Désinstaller Facebook de son téléphone intelligent permettrait de gagner jusqu’à 20 % d’autonomie sur Android, et 15 % sur iOS, selon une expérience menée par le journal britannique The Guardian. Une amélioration dont il est possible de profiter sans quitter le réseau social pour autant.

Dans une série d’articles publiée la semaine dernière et lundi, le journaliste techno Samuel Gibbs a simplement comparé l’autonomie de ses téléphones Android et iOS après une journée complète, parfois avec Facebook, parfois sans Facebook. L’usage qu’il en faisait était identique, même par rapport à Facebook, puisque le journaliste consultait le site web mobile du réseau social les journées où il n’avait pas l’application. L’expérience a été répétée plusieurs jours, par plusieurs personnes différentes, avec des appareils différents.

En moyenne, les téléphones Android avaient une charge de 20 % plus élevée le soir sans Facebook, et les iPhone avaient une charge de 15 % plus élevée, le tout en retirant le téléphone du chargeur à la même heure le matin et en prenant la mesure à la même heure le soir.

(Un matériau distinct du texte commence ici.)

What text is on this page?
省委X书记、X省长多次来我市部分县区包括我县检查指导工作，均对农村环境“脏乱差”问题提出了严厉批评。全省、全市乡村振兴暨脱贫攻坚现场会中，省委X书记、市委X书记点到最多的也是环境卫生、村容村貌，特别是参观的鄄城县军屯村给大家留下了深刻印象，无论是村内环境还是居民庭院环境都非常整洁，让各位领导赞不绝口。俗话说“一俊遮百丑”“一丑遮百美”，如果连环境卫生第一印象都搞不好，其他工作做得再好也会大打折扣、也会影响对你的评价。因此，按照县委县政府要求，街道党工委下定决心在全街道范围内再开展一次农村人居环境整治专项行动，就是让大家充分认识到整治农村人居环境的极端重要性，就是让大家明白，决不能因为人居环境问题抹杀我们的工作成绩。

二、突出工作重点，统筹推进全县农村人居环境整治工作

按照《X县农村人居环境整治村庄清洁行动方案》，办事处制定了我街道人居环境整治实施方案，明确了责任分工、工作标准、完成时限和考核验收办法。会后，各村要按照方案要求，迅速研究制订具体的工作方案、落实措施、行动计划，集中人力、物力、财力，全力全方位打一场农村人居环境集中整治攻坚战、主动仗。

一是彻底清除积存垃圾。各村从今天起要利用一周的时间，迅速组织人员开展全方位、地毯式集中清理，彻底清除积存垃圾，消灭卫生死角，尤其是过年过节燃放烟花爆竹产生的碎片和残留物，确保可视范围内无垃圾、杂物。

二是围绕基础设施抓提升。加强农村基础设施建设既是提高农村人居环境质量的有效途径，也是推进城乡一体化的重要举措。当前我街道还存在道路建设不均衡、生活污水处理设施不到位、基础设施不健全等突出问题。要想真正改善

Une étude automatisée et à plus grande échelle permettrait sans aucun doute d’obtenir un taux plus précis, mais les problèmes fréquents de l’application mobile Facebook rendent certainement ces résultats crédibles.

Détail intéressant, sur Android, l’application Facebook n’est pas elle-même responsable de la consommation accrue des réserves du téléphone lorsqu’on observe les paramètres d’Android. C’est plutôt le système d’exploitation lui-même qui consomme plus lorsque Facebook est présent.

Notons aussi que désinstaller Facebook ne permettrait pas seulement de prolonger l’autonomie de son téléphone, mais peut-être aussi de le rendre plus rapide. Dans une discussion sur Reddit, un utilisateur démontre ainsi que les applications sur son téléphone s’ouvrent en moyenne 15 % plus rapidement lorsque Facebook n’est pas installé sur son appareil.

Je n’ai toutefois pas été capable de reproduire l’expérience d’une façon concluante, avec des résultats trop inconstants d’un test à l’autre pour corroborer ceux présentés sur Reddit. Facebook semble avoir un effet négatif sur la vitesse du téléphone, mais il faudrait effectuer des essais à plus grande échelle et utiliser un test statistique approprié pour avoir une idée de l’ampleur du phénomène.

Utiliser le site web plutôt que l’application
fb mobile

Heureusement, il n’est pas nécessaire d’abandonner Facebook complètement pour profiter d’une autonomie accrue sur son téléphone.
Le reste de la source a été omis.